EC2 provides a very convenient, on-demand scalable mechanism to execute distributable(parallel-izable) processes and S3 provides a reliable storage service.
I was trying to employ EC2 nodes for a ETL & analytics process, this process needs large amount of data(100GB – 1TB) ingested very quickly (and several times in a day) and adequate compute resources to be made available for a short duration.
The above design needs
- A high-bandwidth/fast connection between S3 and EC2.
- S3–> EC2 connection should also be reliable since scheduling of starting, pumping-in data, executing processes and terminating nodes has to be done as soon as possible not just to save costs but also because SLA’s are involved.
But as yet
- The only means of pulling data out of S3 seems to be via http and hence it is constrained by the download bandwidths of the EC2 nodes.
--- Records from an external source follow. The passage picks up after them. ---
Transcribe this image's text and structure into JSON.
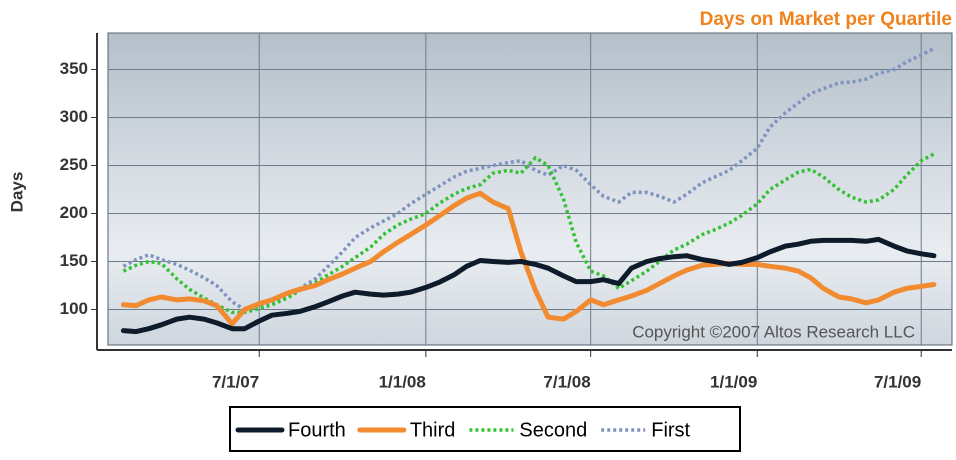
{
  "chart_data": {
    "type": "line",
    "title": "Days on Market per Quartile",
    "ylabel": "Days",
    "annotation": "Copyright ©2007 Altos Research LLC",
    "x": [
      "2/1/07",
      "2/15/07",
      "3/1/07",
      "3/15/07",
      "4/1/07",
      "4/15/07",
      "5/1/07",
      "5/15/07",
      "6/1/07",
      "6/15/07",
      "7/1/07",
      "7/15/07",
      "8/1/07",
      "8/15/07",
      "9/1/07",
      "9/15/07",
      "10/1/07",
      "10/15/07",
      "11/1/07",
      "11/15/07",
      "12/1/07",
      "12/15/07",
      "1/1/08",
      "1/15/08",
      "2/1/08",
      "2/15/08",
      "3/1/08",
      "3/15/08",
      "4/1/08",
      "4/15/08",
      "5/1/08",
      "5/15/08",
      "6/1/08",
      "6/15/08",
      "7/1/08",
      "7/15/08",
      "8/1/08",
      "8/15/08",
      "9/1/08",
      "9/15/08",
      "10/1/08",
      "10/15/08",
      "11/1/08",
      "11/15/08",
      "12/1/08",
      "12/15/08",
      "1/1/09",
      "1/15/09",
      "2/1/09",
      "2/15/09",
      "3/1/09",
      "3/15/09",
      "4/1/09",
      "4/15/09",
      "5/1/09",
      "5/15/09",
      "6/1/09",
      "6/15/09",
      "7/1/09",
      "7/15/09"
    ],
    "series": [
      {
        "name": "Fourth",
        "color": "#0d1b2a",
        "style": "solid",
        "values": [
          78,
          77,
          80,
          84,
          90,
          92,
          90,
          86,
          80,
          80,
          88,
          94,
          96,
          98,
          103,
          108,
          114,
          118,
          116,
          115,
          116,
          118,
          123,
          128,
          136,
          145,
          151,
          150,
          149,
          150,
          147,
          143,
          135,
          129,
          129,
          131,
          127,
          143,
          150,
          153,
          155,
          156,
          152,
          150,
          147,
          149,
          154,
          160,
          166,
          168,
          171,
          172,
          172,
          172,
          171,
          173,
          166,
          161,
          158,
          156
        ]
      },
      {
        "name": "Third",
        "color": "#f28a30",
        "style": "solid",
        "values": [
          105,
          104,
          110,
          113,
          110,
          111,
          109,
          104,
          85,
          100,
          106,
          110,
          117,
          121,
          125,
          131,
          137,
          143,
          150,
          160,
          170,
          178,
          188,
          197,
          208,
          216,
          221,
          212,
          205,
          160,
          120,
          92,
          90,
          98,
          110,
          105,
          110,
          114,
          120,
          127,
          135,
          141,
          146,
          147,
          148,
          147,
          147,
          145,
          143,
          140,
          133,
          122,
          113,
          111,
          107,
          110,
          118,
          122,
          124,
          126
        ]
      },
      {
        "name": "Second",
        "color": "#33c233",
        "style": "dotted",
        "values": [
          140,
          146,
          150,
          148,
          132,
          121,
          112,
          105,
          97,
          97,
          101,
          105,
          112,
          120,
          128,
          136,
          145,
          154,
          165,
          178,
          188,
          194,
          200,
          210,
          220,
          226,
          230,
          242,
          245,
          242,
          258,
          250,
          215,
          170,
          140,
          135,
          122,
          130,
          140,
          150,
          162,
          168,
          178,
          183,
          190,
          198,
          210,
          225,
          235,
          243,
          246,
          238,
          225,
          217,
          212,
          214,
          225,
          240,
          255,
          262
        ]
      },
      {
        "name": "First",
        "color": "#7f93bf",
        "style": "dotted",
        "values": [
          145,
          152,
          157,
          152,
          147,
          141,
          133,
          125,
          108,
          100,
          103,
          108,
          115,
          122,
          132,
          145,
          160,
          175,
          185,
          192,
          200,
          210,
          220,
          228,
          238,
          244,
          247,
          250,
          253,
          255,
          245,
          240,
          250,
          245,
          230,
          218,
          212,
          222,
          222,
          218,
          212,
          220,
          232,
          238,
          245,
          255,
          268,
          290,
          305,
          315,
          325,
          330,
          336,
          337,
          340,
          346,
          350,
          358,
          365,
          372
        ]
      }
    ],
    "xlim": [
      "1/15/07",
      "8/4/09"
    ],
    "xticks": [
      "7/1/07",
      "1/1/08",
      "7/1/08",
      "1/1/09",
      "7/1/09"
    ],
    "ylim": [
      63,
      388
    ],
    "yticks": [
      100,
      150,
      200,
      250,
      300,
      350
    ],
    "grid": true
  }
}
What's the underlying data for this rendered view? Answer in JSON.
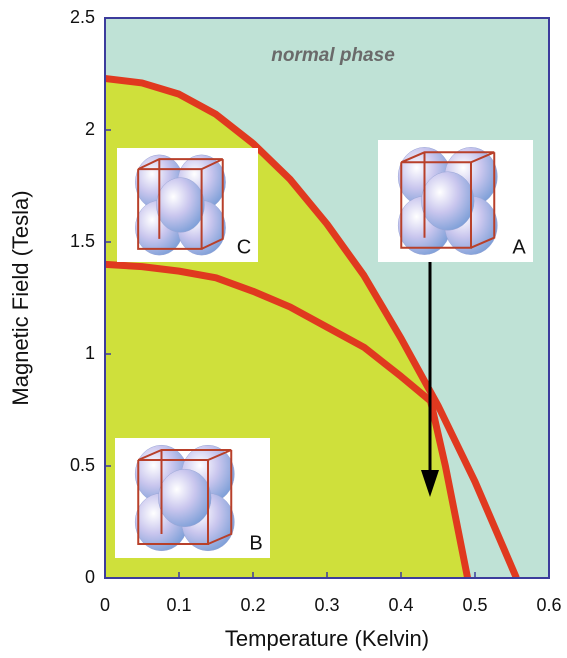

- Also the data ingestion goes over the internet and hence can be unreliable enough for strict scheduling purposes necessitating adequate buffering across jobs.
In a private data-center setup one can setup a faster (say 10Gbps) dedicated line between storage and physical nodes.
Are there any possible alternatives/services options in case of aws that can address the above requirements.
Depends, hugely, on all sorts of things – how much network activity the other EC2 instances on the same physical server are doing, the particular S3 node you’re hitting at any one time, whether you’re in the same region as your S3 endpoint, etc.
You can benchmark yourself, but even then it’ll vary a lot. I’ve gotten multiple megabytes per second at times and a couple hundred kilobytes at other times.